11:27 PM, November 09, 2008  
Blogger javadoug said...

Thanks for the reference. It will be good to concentrate on anything other than politics.

9:22 AM, November 10, 2008  
Blogger TMink said...

Cham, what excellent posts. The new approach to affect is that it is something that is done TO us rather than something that comes FROM us.

My feelings of discomfort are communication from me to me, not from you to me. With all the lip service that the left pays to psychology, you think they would get this one right.

I remember a poster on my eldest daughter's Kindergarten class: "Sticks and stones may break my bones but names will REALLY hurt me."

Wow. I talked to the person running the program about how victimizing that was, and she gave me a little lecture about feelings and responsibility. She was 22, fresh out of college. (I was 42 with 12 years of psychology practice under my belt.)

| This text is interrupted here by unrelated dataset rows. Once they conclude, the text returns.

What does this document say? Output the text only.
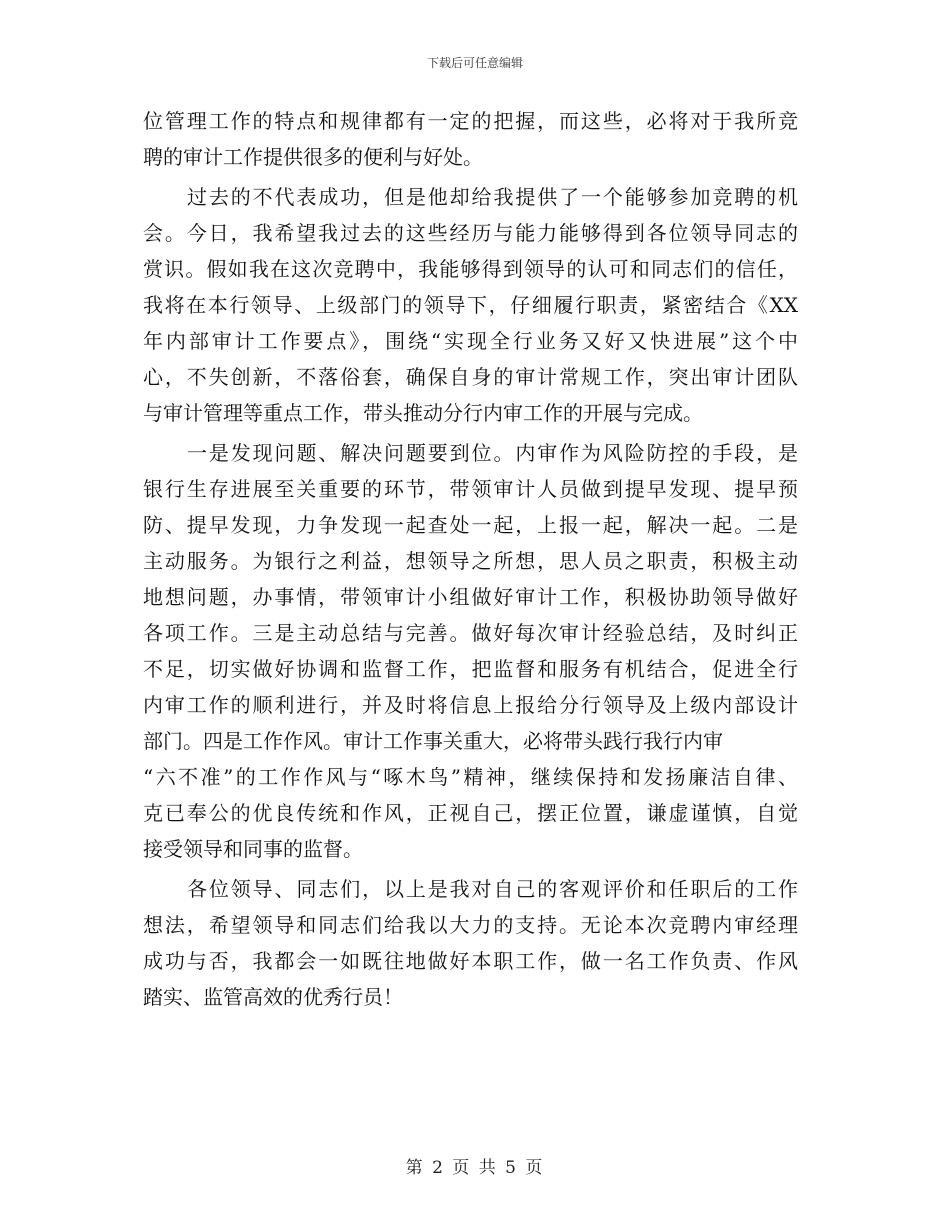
下载后可任意编辑
位管理工作的特点和规律都有一定的把握，而这些，必将对于我所竞
聘的审计工作提供很多的便利与好处。
过去的不代表成功，但是他却给我提供了一个能够参加竞聘的机
会。今日，我希望我过去的这些经历与能力能够得到各位领导同志的
赏识。假如我在这次竞聘中，我能够得到领导的认可和同志们的信任，
我将在本行领导、上级部门的领导下，仔细履行职责，紧密结合《XX
年内部审计工作要点》，围绕“实现全行业务又好又快进展”这个中
心，不失创新，不落俗套，确保自身的审计常规工作，突出审计团队
与审计管理等重点工作，带头推动分行内审工作的开展与完成。
一是发现问题、解决问题要到位。内审作为风险防控的手段，是
银行生存进展至关重要的环节，带领审计人员做到提早发现、提早预
防、提早发现，力争发现一起查处一起，上报一起，解决一起。二是
主动服务。为银行之利益，想领导之所想，思人员之职责，积极主动
地想问题，办事情，带领审计小组做好审计工作，积极协助领导做好
各项工作。三是主动总结与完善。做好每次审计经验总结，及时纠正
不足，切实做好协调和监督工作，把监督和服务有机结合，促进全行
内审工作的顺利进行，并及时将信息上报给分行领导及上级内部设计
部门。四是工作作风。审计工作事关重大，必将带头践行我行内审
“六不准”的工作作风与“啄木鸟”精神，继续保持和发扬廉洁自律、
克已奉公的优良传统和作风，正视自己，摆正位置，谦虚谨慎，自觉
接受领导和同事的监督。
各位领导、同志们，以上是我对自己的客观评价和任职后的工作
想法，希望领导和同志们给我以大力的支持。无论本次竞聘内审经理
成功与否，我都会一如既往地做好本职工作，做一名工作负责、作风
踏实、监管高效的优秀行员！
第 2 页 共 5 页
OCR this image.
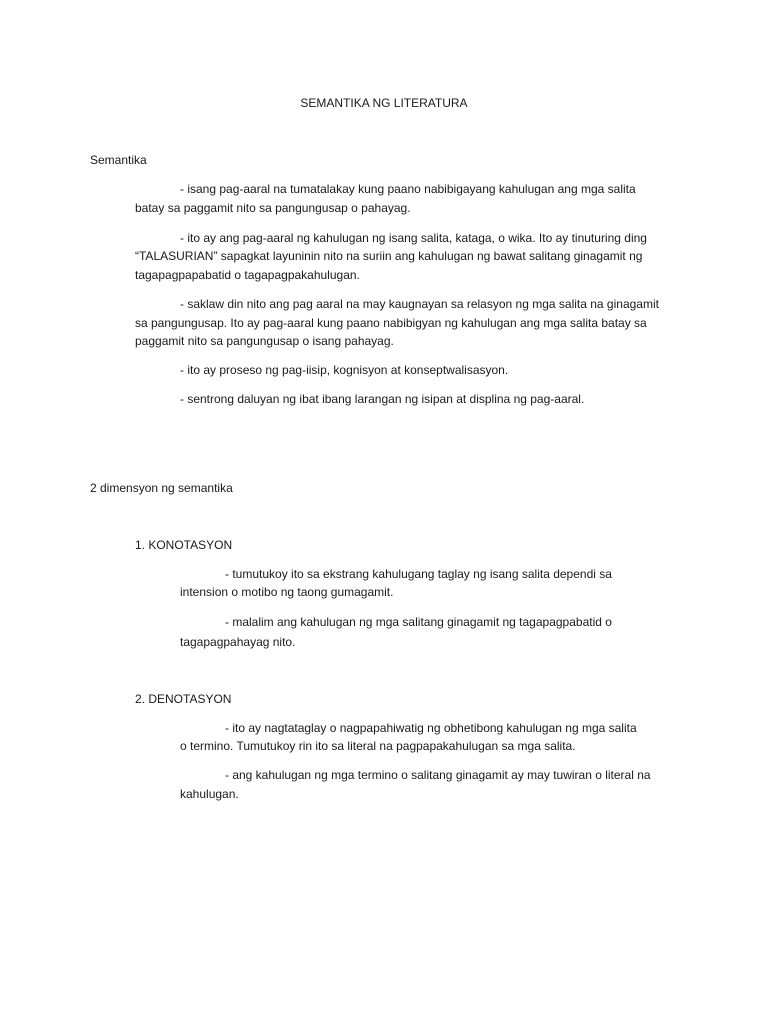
SEMANTIKA NG LITERATURA
Semantika
- isang pag-aaral na tumatalakay kung paano nabibigayang kahulugan ang mga salita
batay sa paggamit nito sa pangungusap o pahayag.
- ito ay ang pag-aaral ng kahulugan ng isang salita, kataga, o wika. Ito ay tinuturing ding
“TALASURIAN” sapagkat layuninin nito na suriin ang kahulugan ng bawat salitang ginagamit ng
tagapagpapabatid o tagapagpakahulugan.
- saklaw din nito ang pag aaral na may kaugnayan sa relasyon ng mga salita na ginagamit
sa pangungusap. Ito ay pag-aaral kung paano nabibigyan ng kahulugan ang mga salita batay sa
paggamit nito sa pangungusap o isang pahayag.
- ito ay proseso ng pag-iisip, kognisyon at konseptwalisasyon.
- sentrong daluyan ng ibat ibang larangan ng isipan at displina ng pag-aaral.
2 dimensyon ng semantika
1. KONOTASYON
- tumutukoy ito sa ekstrang kahulugang taglay ng isang salita dependi sa
intension o motibo ng taong gumagamit.
- malalim ang kahulugan ng mga salitang ginagamit ng tagapagpabatid o
tagapagpahayag nito.
2. DENOTASYON
- ito ay nagtataglay o nagpapahiwatig ng obhetibong kahulugan ng mga salita
o termino. Tumutukoy rin ito sa literal na pagpapakahulugan sa mga salita.
- ang kahulugan ng mga termino o salitang ginagamit ay may tuwiran o literal na
kahulugan.
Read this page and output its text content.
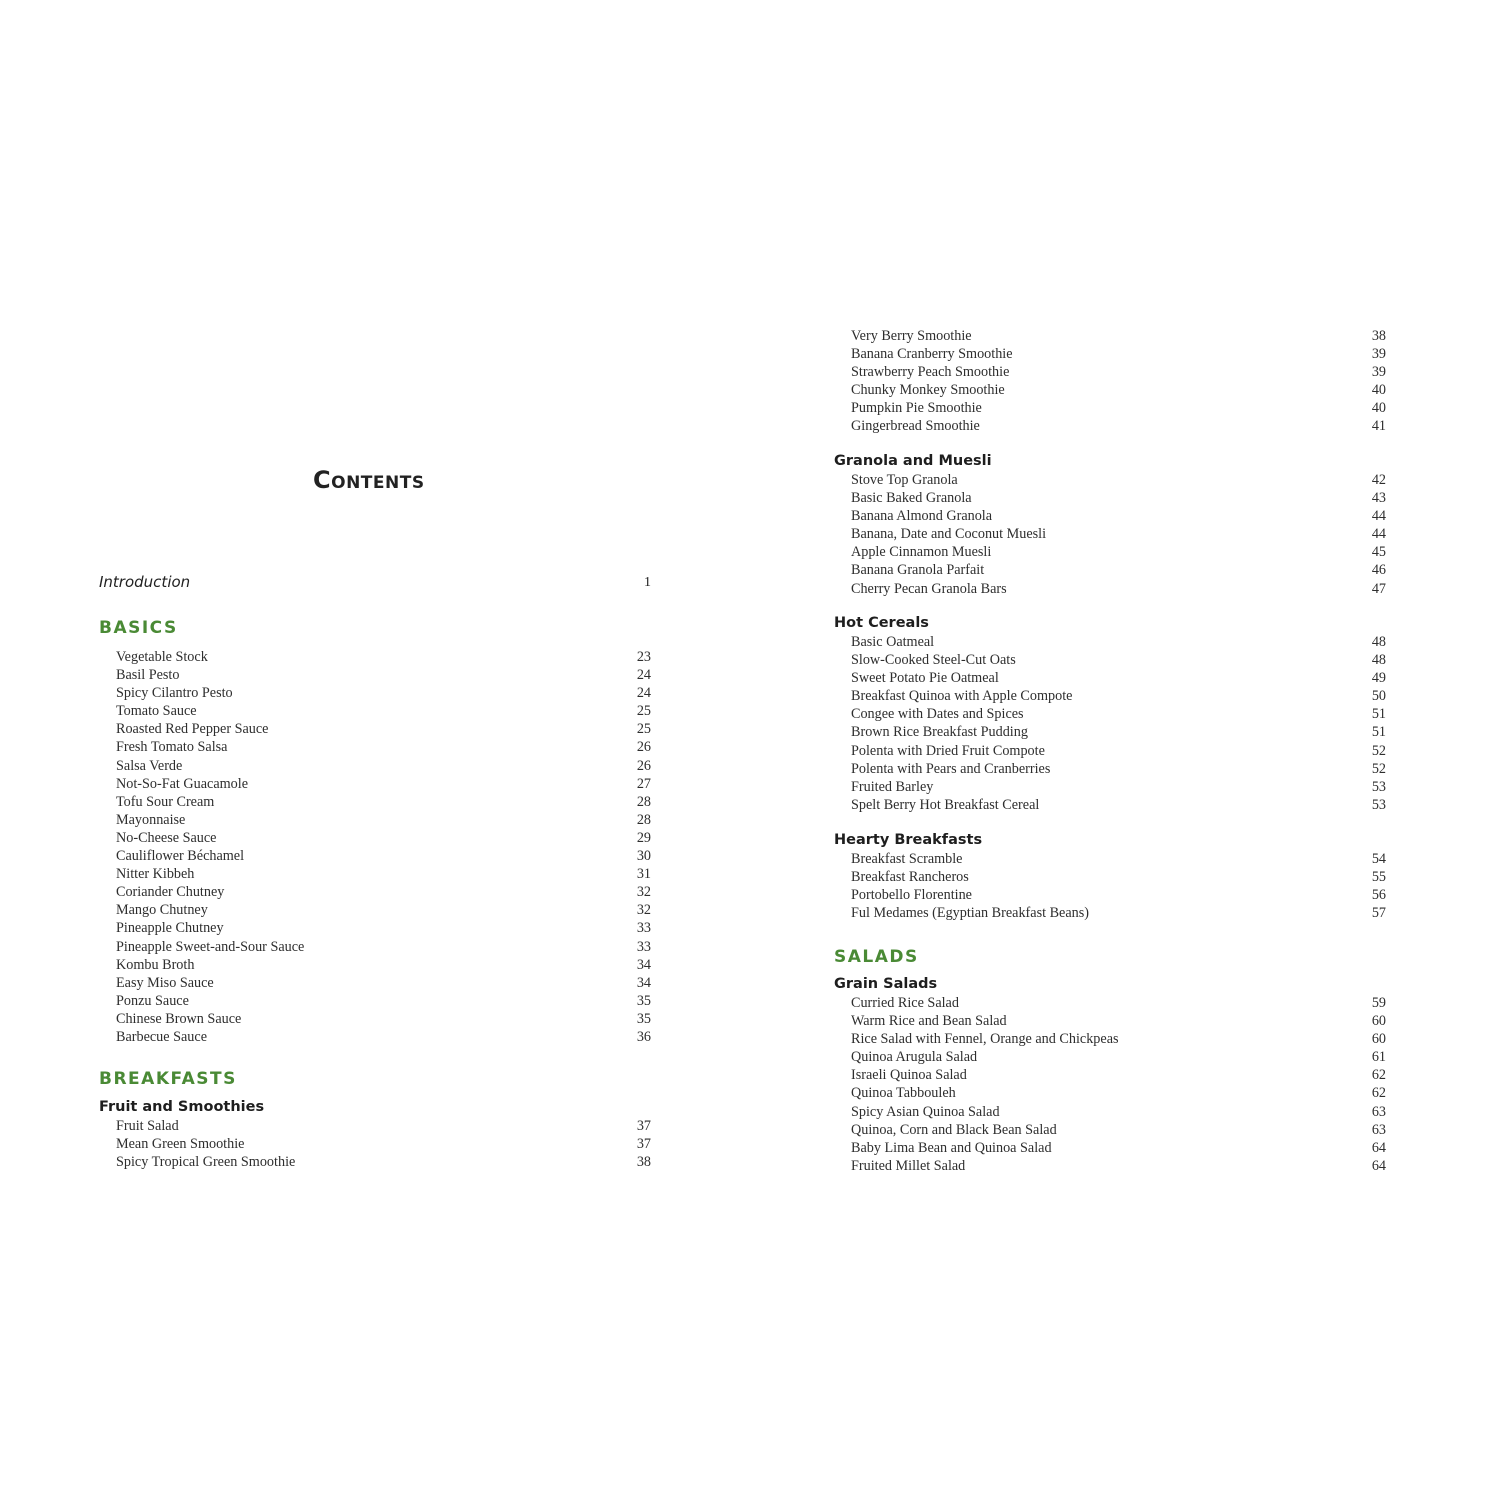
Contents
Introduction	1
BASICS
Vegetable Stock	23
Basil Pesto	24
Spicy Cilantro Pesto	24
Tomato Sauce	25
Roasted Red Pepper Sauce	25
Fresh Tomato Salsa	26
Salsa Verde	26
Not-So-Fat Guacamole	27
Tofu Sour Cream	28
Mayonnaise	28
No-Cheese Sauce	29
Cauliflower Béchamel	30
Nitter Kibbeh	31
Coriander Chutney	32
Mango Chutney	32
Pineapple Chutney	33
Pineapple Sweet-and-Sour Sauce	33
Kombu Broth	34
Easy Miso Sauce	34
Ponzu Sauce	35
Chinese Brown Sauce	35
Barbecue Sauce	36
BREAKFASTS
Fruit and Smoothies
Fruit Salad	37
Mean Green Smoothie	37
Spicy Tropical Green Smoothie	38
Very Berry Smoothie	38
Banana Cranberry Smoothie	39
Strawberry Peach Smoothie	39
Chunky Monkey Smoothie	40
Pumpkin Pie Smoothie	40
Gingerbread Smoothie	41
Granola and Muesli
Stove Top Granola	42
Basic Baked Granola	43
Banana Almond Granola	44
Banana, Date and Coconut Muesli	44
Apple Cinnamon Muesli	45
Banana Granola Parfait	46
Cherry Pecan Granola Bars	47
Hot Cereals
Basic Oatmeal	48
Slow-Cooked Steel-Cut Oats	48
Sweet Potato Pie Oatmeal	49
Breakfast Quinoa with Apple Compote	50
Congee with Dates and Spices	51
Brown Rice Breakfast Pudding	51
Polenta with Dried Fruit Compote	52
Polenta with Pears and Cranberries	52
Fruited Barley	53
Spelt Berry Hot Breakfast Cereal	53
Hearty Breakfasts
Breakfast Scramble	54
Breakfast Rancheros	55
Portobello Florentine	56
Ful Medames (Egyptian Breakfast Beans)	57
SALADS
Grain Salads
Curried Rice Salad	59
Warm Rice and Bean Salad	60
Rice Salad with Fennel, Orange and Chickpeas	60
Quinoa Arugula Salad	61
Israeli Quinoa Salad	62
Quinoa Tabbouleh	62
Spicy Asian Quinoa Salad	63
Quinoa, Corn and Black Bean Salad	63
Baby Lima Bean and Quinoa Salad	64
Fruited Millet Salad	64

I left shaking my head and a 55 year old black woman caught up with me. She was shaking her head and smiling, and told me it tickled her pink that someone else saw how foolish that was. "Can you imagine if you were taught that when you were in grade school?" I asked. "Honey, we'd still be at the back of the bus if we were taught that."

True words.


9:55 AM, November 10, 2008  
Blogger dienw said...

Optimism based on fantasy is foolishness. Christian Realism is far superior: God is and is in control: He continues to speak through his prophets of what is yet to be. Our faith in Him gives us long term optimism without doing injustice to reality.

8:28 PM, November 10, 2008  
Blogger Locomotive Breath said...

The best way to high self esteem is to be really really good at something that is useful and constructive. You don't have to be good at everything and it doesn't matter what you're good at. Just be good at something. No one can ever take that away from you.

8:38 AM, November 11, 2008  
Blogger Cheryl said...

My copy just arrived today, and I can't wait to steal a few minutes to start reading it. I keep walking by it and reading a page or three. Unfortunately the end of the semester is getting close and I have papers due. I'm a counseling student (master's level) and so it will be fun to see how this matches up, or doesn't, with what I'm learning at school.


5:11 PM, November 12, 2008  
Blogger Micha Elyi said...

" for a child who suffers from depression."

I read Seligman's Optimistic Child and what I got out of it was that if your child is suffering from depression, it's too late to apply Seligman's techniques.